「禅の心、その一歩」

岐阜市 医王寺 徒弟 透 晃潤 師

気持ちがどうにも落ち着かない時間が訪れたことがあると思います。

妙にそわそわして、じっとしていられない。

なにかをしている時でも、やけに時間の流れが遅い。

あるいは、その逆も。

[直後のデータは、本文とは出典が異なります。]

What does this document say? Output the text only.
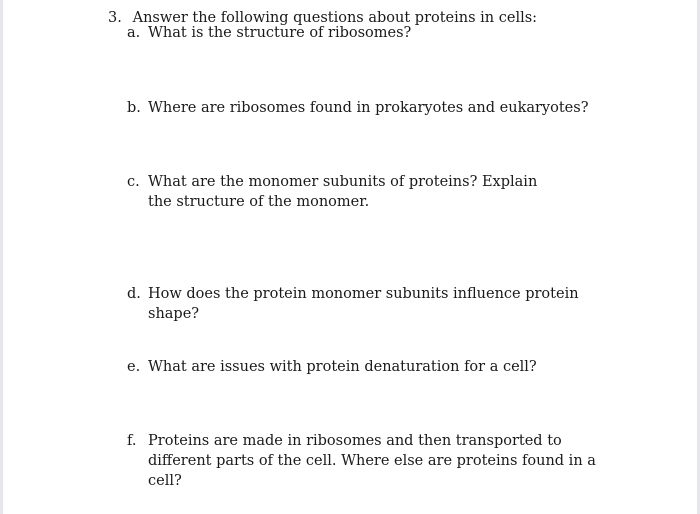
3. Answer the following questions about proteins in cells:
a. What is the structure of ribosomes?
b. Where are ribosomes found in prokaryotes and eukaryotes?
c. What are the monomer subunits of proteins? Explain the structure of the monomer.
d. How does the protein monomer subunits influence protein shape?
e. What are issues with protein denaturation for a cell?
f. Proteins are made in ribosomes and then transported to different parts of the cell. Where else are proteins found in a cell?
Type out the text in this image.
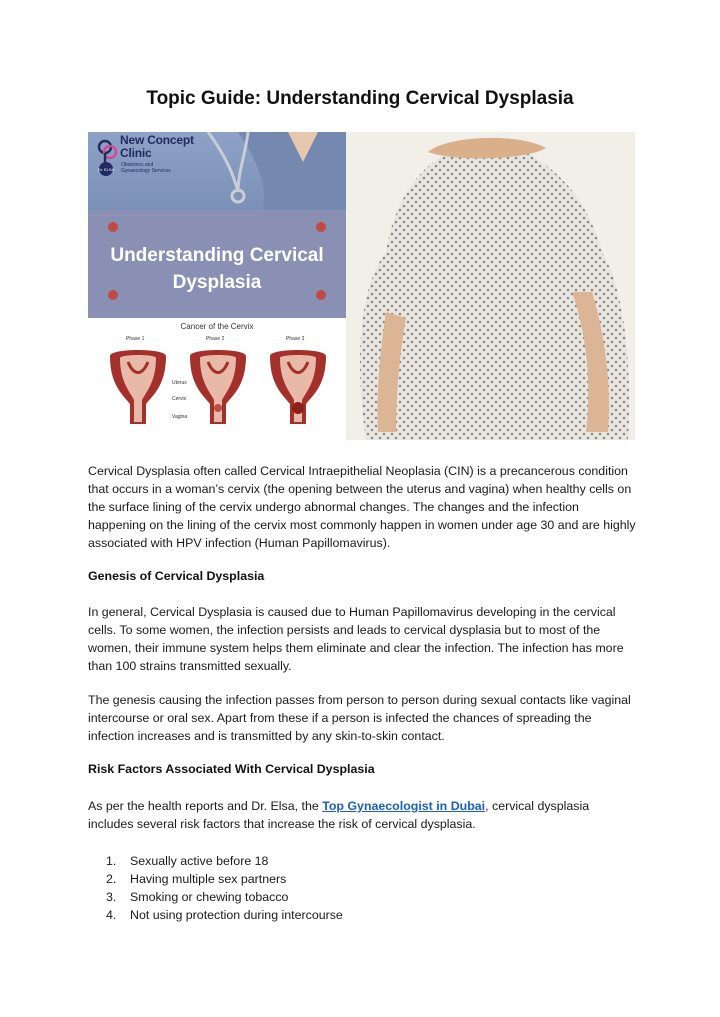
Topic Guide: Understanding Cervical Dysplasia
Dr. ELSA
New Concept
Clinic
Obstetrics and Gynaecology Services
Understanding Cervical
Dysplasia
Cancer of the Cervix
Phase 1	Phase 2	Phase 3
Uterus
Cervix
Vagina

Cervical Dysplasia often called Cervical Intraepithelial Neoplasia (CIN) is a precancerous condition that occurs in a woman’s cervix (the opening between the uterus and vagina) when healthy cells on the surface lining of the cervix undergo abnormal changes. The changes and the infection happening on the lining of the cervix most commonly happen in women under age 30 and are highly associated with HPV infection (Human Papillomavirus).

Genesis of Cervical Dysplasia

In general, Cervical Dysplasia is caused due to Human Papillomavirus developing in the cervical cells. To some women, the infection persists and leads to cervical dysplasia but to most of the women, their immune system helps them eliminate and clear the infection. The infection has more than 100 strains transmitted sexually.

The genesis causing the infection passes from person to person during sexual contacts like vaginal intercourse or oral sex. Apart from these if a person is infected the chances of spreading the infection increases and is transmitted by any skin-to-skin contact.

Risk Factors Associated With Cervical Dysplasia

As per the health reports and Dr. Elsa, the Top Gynaecologist in Dubai, cervical dysplasia includes several risk factors that increase the risk of cervical dysplasia.

1.	Sexually active before 18
2.	Having multiple sex partners
3.	Smoking or chewing tobacco
4.	Not using protection during intercourse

なんの気力も沸かない鬱屈とした時間も、

忘れたい時間も、訪れたことはあるでしょう。

 

これらは、過去や未来にとらわれていることが原因で起こります。

これを乗り越える事は、一見難しそうですが、

今回、私が話されてきた「禅の心」を、簡単にお裾分けさせていただいて、

なにかの糸口になれば幸いです。

 

一意専心、という言葉がございます。

これは、他のものごとに心を向けず、一つの物事に集中することを意味します。

自分がしたいことをしている時、

眼の前にお出しされた仕事でも真剣に、

料理でも、目一杯味わうなど。

目の前のものごとに、ひたすらに集中する。

このことが、禅の心にも通じてきます。

 

坐禅でも同じように、

只管打坐、という言葉があります。

曹洞宗の開祖、道元禅師が説かれたこれは、

坐禅の本質として重要視されています。

他事を考えることなく、ただ姿勢よく坐る。

修行中に掛けられた言葉ですが、

姿勢が良くなれば、息が整う。

息が整えば、心が調っていく。

心が調えば、曲のついた姿勢も整っていきます。

ですが、それらを目的にして坐禅をするのではなく、

大事なのは、「ただ打ち込むこと」にあります。

ただひとえに、坐ることに集中しよう、ということです。

 

坐禅と同じように、

本を読むことでも、目を瞑ってただ座ることも、

或いは何もしたくない状況でも。

真剣にやっていれば、次第に何かしらの結果がついてきます。

退屈な時間や、忘れたい時間が過ぎ去るといった結果も、です。

これこそ、今を大事にしている、という事でございましょう。